Türkiye o uyarıyı görmedi mi

Müyesser Yıldız yazdı

26 Kasım'da İstanbul Sancaktepe'de eğitim uçuşu yapan helikopterimiz düştü, 4 askerimiz şehit oldu, 1 askerimiz ağır yaralandı. Yaralı olan askerimizi kazadan 1 ay sonra kaybettiğimizde ise olay çoktan unutulmuş, gündemimizden çıkmıştı.

Dün benzer bir kaza Çekmeköy'de yaşandı. Bu defa 4 şehit verdik. 2.5 ayda aynı bölgede, benzer kazada 9 şehit!..

Başka benzerlikler de var:

Her iki kazada İstanbul Anadolu Cumhuriyet Başsavcılığı, “Helikopterin düşmesine sebep olan olgular ile varsa kusuru bulunan kişilerin tespiti ve haklarında yasal gereğinin yapılması amacıyla soruşturmanın titizlikle yürütüldüğü”nü bildirdi.

Her ikisinde de, “Bilinmeyen bir sebep” açıklaması yapıldı.

Genelkurmay, “Helikopterimiz kaza-kırıma uğramıştır” dedi.

Kaza-kırım ekibinin olay bölgesine giderek inceleme başlattığı ve teknik rapor hazırlanacağı duyuruldu.

Milli Savunma Bakanı Hulusi Akar'ın, “Sizi toprağa değil yüreğimize gömdük... Vatan size minnettardır” şeklindeki başsağlığı mesajı bile aynı oldu.

Tek fark, bu defa yayın yasağı getirildi.

Acaba neden?

Sancaktepe kazasıyla ilgili “Taksirle birden fazla kişinin ölümüne sebep olma” suçlamasıyla soruşturma başlatan Anadolu Cumhuriyet Başsavcılığı, Alay Komutanlığı'na şu önemli soruları yöneltmişti:

- Helikopterin envantere girdiği tarihten itibaren tüm bakım, onarım, yaptığı uçuşlara ilişkin belgeler nelerdir?

- Helikopter kaç yaşında?

- Helikopterdeki askerlerin görevleri nelerdir?

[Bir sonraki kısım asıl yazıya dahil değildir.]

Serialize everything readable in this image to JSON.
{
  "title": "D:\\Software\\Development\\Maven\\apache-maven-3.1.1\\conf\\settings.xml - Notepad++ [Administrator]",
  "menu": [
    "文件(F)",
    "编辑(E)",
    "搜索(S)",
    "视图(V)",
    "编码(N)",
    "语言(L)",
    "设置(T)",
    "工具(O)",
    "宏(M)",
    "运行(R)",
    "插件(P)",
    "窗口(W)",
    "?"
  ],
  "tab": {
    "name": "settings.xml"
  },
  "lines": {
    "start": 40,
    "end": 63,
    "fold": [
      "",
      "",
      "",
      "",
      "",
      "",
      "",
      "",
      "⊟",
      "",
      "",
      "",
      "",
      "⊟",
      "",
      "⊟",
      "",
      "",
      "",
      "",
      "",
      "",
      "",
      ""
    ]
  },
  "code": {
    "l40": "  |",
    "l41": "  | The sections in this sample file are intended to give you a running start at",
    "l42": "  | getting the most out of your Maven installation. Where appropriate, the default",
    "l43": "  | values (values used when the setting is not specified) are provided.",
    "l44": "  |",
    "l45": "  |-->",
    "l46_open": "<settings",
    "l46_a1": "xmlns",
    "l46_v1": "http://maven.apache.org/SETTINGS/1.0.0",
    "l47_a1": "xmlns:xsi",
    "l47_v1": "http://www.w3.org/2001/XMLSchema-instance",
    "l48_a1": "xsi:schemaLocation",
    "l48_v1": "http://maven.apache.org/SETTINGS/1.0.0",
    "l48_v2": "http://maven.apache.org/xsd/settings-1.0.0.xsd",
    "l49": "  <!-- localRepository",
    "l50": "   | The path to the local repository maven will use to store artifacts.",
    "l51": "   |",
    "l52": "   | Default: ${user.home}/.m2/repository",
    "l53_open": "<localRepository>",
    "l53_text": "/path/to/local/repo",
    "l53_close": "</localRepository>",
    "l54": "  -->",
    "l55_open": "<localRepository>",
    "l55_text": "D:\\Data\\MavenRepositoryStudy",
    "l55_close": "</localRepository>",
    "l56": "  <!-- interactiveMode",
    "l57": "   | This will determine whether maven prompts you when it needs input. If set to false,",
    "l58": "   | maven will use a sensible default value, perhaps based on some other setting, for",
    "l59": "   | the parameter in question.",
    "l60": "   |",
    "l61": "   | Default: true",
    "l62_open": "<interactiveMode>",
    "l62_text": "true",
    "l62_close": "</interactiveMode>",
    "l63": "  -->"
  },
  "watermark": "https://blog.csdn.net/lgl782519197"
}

Helikopterdeki askerlerin resmi görevlendirme emirleri nelerdir?

Bu soruların cevapları verildi mi, görevlendirildiği belirtilen bilirkişiler Sancaktepe ile ilgili hangi sonuca vardı, halen bilmiyoruz.

2010'DAKİ UYARI NEYDİ

Sancaktepe kazası üzerine o günlerde “Uçan tabut” veya “Yaşlı/yaslı helikopter” olarak nitelendirilen bu helikopterlerle ilgili geniş bir araştırma yapmıştım, yazmak maalesef bugüne kaldı.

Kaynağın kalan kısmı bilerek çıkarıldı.